US Treasury Building
July 06, 2016

A report released last week by the U.S. Department of the Treasury's Federal Insurance Office (FIO) concludes that the Terrorism Risk Insurance Program (TRIP) "remains an important mechanism in ensuring that terrorism risk insurance remains available and generally affordable in the United States."

The report is titled "Report on the Overall Effectiveness of the Terrorism Risk Insurance Program." It is called for by the Terrorism Risk Insurance Program Reauthorization Act of 2015.

"Viewed on a national basis, the coverage being made available is comprehensive and would likely not be possible in the absence of the Program," states part of the "Conclusion" section of the report. 

Data for the report was provided by all licensed commercial and surplus lines insurers, captive insurers, self-insurers, and other entities that receive direct earned premiums for TRIP-eligible lines of insurance. For the 2016 report, the data was provided on a voluntary basis.

TRIP-eligible lines in 2015 generated roughly $206 billion, or about 72 percent of all commercial direct earned premiums written by 796 insurers, many with multiple subsidiaries.

FIO received data from 52 captive insurers and 8 risk retention groups. The report found that  

... of the total TRIP-eligible premium reported by captive insurers, approximately 23 percent is for property coverage, 53 percent is for liability coverage, and 24 percent is for workers’ compensation. [Footnote omitted.] Within these amounts in the aggregate, 12 percent of all reported captive insurance premium is in connection with standalone terrorism risk policies—a greater percentage than the 2.5 percent indicated by the other reporting insurers.... Many captive insurers also purchased a substantial amount of reinsurance to cover terrorism risk. Approximately 88 percent of captive insurers reported the purchase of some amount of reinsurance that would cover an act of terrorism certified under TRIA.

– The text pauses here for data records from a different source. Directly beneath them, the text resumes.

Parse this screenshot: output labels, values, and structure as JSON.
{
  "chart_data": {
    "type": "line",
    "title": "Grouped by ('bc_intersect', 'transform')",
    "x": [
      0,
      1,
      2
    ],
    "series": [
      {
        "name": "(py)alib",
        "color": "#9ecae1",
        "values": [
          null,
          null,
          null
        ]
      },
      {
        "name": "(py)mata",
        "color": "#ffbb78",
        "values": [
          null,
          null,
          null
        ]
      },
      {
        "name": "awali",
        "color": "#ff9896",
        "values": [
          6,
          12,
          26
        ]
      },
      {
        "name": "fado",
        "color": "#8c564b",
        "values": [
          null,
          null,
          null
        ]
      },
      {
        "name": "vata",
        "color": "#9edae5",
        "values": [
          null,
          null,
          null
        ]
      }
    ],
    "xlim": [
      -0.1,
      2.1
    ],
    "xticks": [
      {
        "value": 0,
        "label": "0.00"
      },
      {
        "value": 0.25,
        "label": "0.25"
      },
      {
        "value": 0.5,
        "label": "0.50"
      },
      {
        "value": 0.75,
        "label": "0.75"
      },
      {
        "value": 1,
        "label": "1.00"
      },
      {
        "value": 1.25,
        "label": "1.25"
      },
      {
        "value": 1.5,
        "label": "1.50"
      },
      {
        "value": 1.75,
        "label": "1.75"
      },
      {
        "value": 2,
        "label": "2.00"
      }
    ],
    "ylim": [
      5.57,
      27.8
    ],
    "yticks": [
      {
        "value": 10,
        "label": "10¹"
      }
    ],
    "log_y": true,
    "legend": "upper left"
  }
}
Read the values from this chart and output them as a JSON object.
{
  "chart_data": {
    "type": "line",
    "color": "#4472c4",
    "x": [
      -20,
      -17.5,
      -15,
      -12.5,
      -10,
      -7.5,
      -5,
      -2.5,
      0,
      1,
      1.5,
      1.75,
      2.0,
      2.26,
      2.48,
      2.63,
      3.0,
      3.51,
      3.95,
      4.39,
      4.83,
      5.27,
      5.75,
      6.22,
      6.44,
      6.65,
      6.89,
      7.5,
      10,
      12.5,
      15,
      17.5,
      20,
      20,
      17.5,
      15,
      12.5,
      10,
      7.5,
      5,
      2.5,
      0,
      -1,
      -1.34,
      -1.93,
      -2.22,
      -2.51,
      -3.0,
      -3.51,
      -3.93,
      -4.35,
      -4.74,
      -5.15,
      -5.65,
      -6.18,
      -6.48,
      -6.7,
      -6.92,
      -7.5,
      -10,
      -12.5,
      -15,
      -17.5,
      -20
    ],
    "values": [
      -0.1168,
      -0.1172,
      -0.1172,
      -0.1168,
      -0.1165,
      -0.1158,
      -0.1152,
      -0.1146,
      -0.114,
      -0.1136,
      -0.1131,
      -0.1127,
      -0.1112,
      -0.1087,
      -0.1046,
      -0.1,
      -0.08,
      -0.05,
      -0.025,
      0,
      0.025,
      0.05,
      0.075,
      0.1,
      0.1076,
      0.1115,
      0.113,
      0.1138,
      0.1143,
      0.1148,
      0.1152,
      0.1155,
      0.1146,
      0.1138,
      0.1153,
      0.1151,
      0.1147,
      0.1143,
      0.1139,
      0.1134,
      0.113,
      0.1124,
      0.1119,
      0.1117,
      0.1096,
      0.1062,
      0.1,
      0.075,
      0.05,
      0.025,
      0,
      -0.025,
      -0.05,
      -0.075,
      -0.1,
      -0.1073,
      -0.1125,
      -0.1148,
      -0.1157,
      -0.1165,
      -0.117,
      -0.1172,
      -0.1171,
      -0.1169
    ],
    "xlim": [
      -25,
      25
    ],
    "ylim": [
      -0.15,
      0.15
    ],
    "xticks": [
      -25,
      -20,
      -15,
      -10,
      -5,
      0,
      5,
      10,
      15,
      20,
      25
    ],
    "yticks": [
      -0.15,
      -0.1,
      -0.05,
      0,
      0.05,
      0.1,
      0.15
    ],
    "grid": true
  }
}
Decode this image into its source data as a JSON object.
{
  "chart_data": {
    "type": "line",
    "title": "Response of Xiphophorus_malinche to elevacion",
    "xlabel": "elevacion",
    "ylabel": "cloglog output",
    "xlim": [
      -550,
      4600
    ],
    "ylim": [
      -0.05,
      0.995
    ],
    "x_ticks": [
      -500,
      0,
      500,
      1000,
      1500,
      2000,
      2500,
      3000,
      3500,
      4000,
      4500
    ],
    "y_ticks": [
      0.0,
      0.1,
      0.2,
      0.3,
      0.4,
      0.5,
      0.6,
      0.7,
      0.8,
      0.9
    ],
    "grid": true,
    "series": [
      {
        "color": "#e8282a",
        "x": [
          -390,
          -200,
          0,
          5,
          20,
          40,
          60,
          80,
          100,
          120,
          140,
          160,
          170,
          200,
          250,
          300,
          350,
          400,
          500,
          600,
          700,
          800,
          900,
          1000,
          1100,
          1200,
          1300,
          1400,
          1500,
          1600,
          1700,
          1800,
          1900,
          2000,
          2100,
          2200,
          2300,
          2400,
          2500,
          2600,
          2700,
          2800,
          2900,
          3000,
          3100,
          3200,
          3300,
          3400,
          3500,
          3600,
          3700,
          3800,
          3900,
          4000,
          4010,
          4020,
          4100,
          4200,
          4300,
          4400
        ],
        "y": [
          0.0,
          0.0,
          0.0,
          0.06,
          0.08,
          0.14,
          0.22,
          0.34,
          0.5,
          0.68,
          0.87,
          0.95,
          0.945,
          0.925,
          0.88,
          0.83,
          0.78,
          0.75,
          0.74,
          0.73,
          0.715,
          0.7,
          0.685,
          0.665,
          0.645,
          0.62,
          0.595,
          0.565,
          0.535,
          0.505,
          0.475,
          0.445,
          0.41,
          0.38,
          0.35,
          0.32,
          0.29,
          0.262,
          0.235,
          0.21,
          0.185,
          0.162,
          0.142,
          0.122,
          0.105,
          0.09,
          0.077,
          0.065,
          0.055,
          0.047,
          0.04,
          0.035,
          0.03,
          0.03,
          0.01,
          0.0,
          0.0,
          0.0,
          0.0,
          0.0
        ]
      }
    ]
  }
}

Other report conclusions are as follows.

  • Despite some regional differences, premiums for terrorism risk insurance generally remained a relatively small percentage of total premiums for TRIP-eligible lines policies as a whole, and in many cases insurers reported that coverage was provided for a premium as low as $0.

  • Recent information from the credit rating agencies indicated that insurers have been seeking to lower net terrorism exposures. The data collected by Treasury is consistent with this observation. This reduction in concentration of exposure, coupled with the current structure of the Program, indicates that an extremely large terrorism event would be necessary to trigger federal payments under the Program that would not be entirely recovered through the recoupment mechanism.

  • No evidence indicates that coverage would be more available in the absence of the Program. Instead, costs would presumably increase and availability decrease in certain areas.

  • Continued evaluations will be made to focus on whether the terrorism risk insurance market is operating in a manner that allows coverage to be available and affordable to all commercial segments of the economy.

Treasury suggested that the observations supported by the data may change when more comprehensive data is obtained in the coming years. A proposed rule to require mandatory submission of information by insurers beginning in calendar year 2017 was published by Treasury in April 2016.